Hans picked up a logbook lying on the desk. He thumbed through it without absorbing the words, set it down again.

"This short wave stuff was state of the art in the forties," Otto said. "Look at the size of that transmitter. Must be two kilowatts at least. There've been rumors of this place since the war, but no one ever knew where it was, or if it was real."

"Berlin isn't going to be happy about this."

"No one wants to think about that Nazi crap anymore. What they do with this is their business. But we have to report it."

They left the radio room and continued down the passage. The next room contained two large diesel generators, silent and cold. Exhaust tubes disappeared into the ceiling.

Down the tunnel a series of four rooms opened to the sides. Three were empty. The fourth held six large wooden crates, each stenciled in black with an eagle and swastika. Hans rubbed frost away from a label.

He looked at Otto. "It says 'kitchen supplies'."

"That's a lot of supplies."

In the corner Otto spied a long crowbar, set against the icy wall. He picked it up and pried away the lid of a crate. He shone his light inside.

"Not kitchen supplies. Look at this!"

The crate was filled with paintings. They peered in.
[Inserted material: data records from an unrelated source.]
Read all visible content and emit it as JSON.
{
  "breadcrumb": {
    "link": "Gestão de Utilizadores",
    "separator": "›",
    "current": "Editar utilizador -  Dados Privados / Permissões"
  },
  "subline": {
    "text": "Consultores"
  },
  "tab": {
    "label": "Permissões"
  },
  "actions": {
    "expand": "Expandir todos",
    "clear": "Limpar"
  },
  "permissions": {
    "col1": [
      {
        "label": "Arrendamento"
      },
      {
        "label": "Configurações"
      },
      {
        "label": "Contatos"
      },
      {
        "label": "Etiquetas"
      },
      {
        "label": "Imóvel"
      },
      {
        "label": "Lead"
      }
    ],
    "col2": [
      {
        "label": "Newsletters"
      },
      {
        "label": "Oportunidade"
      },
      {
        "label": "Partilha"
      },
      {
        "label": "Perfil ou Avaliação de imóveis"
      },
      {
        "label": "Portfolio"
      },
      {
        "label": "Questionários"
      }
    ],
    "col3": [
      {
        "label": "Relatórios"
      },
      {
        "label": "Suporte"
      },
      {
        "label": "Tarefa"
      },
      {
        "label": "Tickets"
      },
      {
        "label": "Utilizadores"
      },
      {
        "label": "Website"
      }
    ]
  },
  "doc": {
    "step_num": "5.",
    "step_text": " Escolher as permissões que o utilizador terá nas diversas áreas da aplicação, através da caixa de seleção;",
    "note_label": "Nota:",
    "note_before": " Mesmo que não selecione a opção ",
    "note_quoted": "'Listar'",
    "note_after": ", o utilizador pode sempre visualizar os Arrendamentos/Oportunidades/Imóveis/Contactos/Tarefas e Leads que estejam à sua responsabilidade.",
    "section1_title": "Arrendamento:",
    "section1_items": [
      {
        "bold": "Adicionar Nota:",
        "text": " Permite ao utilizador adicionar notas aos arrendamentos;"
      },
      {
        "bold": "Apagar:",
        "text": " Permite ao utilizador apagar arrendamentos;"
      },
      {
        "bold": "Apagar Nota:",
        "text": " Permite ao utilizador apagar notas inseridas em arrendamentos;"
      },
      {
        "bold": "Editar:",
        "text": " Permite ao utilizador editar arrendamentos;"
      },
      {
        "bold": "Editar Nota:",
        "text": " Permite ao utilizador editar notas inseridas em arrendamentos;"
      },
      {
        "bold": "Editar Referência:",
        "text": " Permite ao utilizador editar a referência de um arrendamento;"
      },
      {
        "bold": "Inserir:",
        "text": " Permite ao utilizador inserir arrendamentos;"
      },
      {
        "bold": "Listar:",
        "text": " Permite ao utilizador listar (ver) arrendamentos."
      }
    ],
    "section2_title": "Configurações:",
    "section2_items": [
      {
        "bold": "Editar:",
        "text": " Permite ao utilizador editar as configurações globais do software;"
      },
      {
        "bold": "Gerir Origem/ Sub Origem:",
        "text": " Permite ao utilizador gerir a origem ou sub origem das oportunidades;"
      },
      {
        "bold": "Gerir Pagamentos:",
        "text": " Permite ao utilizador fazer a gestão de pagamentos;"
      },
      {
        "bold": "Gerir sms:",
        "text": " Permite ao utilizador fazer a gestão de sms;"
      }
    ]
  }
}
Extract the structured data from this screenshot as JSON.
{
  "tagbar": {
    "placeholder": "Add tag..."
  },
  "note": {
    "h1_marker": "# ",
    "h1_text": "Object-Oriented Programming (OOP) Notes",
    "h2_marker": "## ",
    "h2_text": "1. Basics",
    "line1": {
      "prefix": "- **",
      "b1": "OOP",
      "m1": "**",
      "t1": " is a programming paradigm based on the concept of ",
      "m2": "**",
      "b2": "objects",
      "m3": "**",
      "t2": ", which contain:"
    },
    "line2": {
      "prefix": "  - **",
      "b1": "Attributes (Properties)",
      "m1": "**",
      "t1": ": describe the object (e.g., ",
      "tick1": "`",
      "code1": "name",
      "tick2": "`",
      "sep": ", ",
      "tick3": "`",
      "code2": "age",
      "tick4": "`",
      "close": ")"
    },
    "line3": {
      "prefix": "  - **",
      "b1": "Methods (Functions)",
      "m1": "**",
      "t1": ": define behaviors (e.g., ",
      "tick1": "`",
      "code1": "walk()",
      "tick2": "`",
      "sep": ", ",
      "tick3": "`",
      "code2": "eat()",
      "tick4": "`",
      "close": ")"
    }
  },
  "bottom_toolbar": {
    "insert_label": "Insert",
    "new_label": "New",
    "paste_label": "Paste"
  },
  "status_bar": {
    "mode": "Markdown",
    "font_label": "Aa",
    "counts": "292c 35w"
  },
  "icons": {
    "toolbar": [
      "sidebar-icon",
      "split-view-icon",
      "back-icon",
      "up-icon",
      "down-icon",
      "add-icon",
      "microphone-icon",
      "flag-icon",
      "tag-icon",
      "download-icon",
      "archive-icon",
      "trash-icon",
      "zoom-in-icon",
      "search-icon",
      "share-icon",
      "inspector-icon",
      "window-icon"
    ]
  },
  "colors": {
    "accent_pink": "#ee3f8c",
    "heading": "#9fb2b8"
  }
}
"That's a Vermeer!" Hans said. "I recognize the style. Or it's a damn good copy."

"No one would stash a copy here." Otto pushed the lid back in place. "That painting is worth a fortune. It must have been stolen during the war. I'll bet all these crates are full of things stolen by the Nazis."

They walked down the tunnel and passed two large closed doors on their left. The doors didn't budge when Otto tried to open them. At the end of the corridor they came to a steel door with a spoked wheel and a combination dial.

Hans tried to turn the wheel, but it was locked in place.

"If they left paintings worth millions outside this vault, what could be in here?"

Otto shrugged. "Who knows? We'd better get back and tell the others. It's going to play hell with our research time once Berlin sends people to check it out."

"Look on the bright side. There has to be a finder's fee for that art work. Maybe we'll get some real funding out of it. Publicity, too. That never hurts."

In the scientific world, fame was a good thing. Both men thought that the future had just gotten brighter.

Back at the station, Otto contacted Berlin by satellite with news of the find. It never occurred to him that someone else might be listening.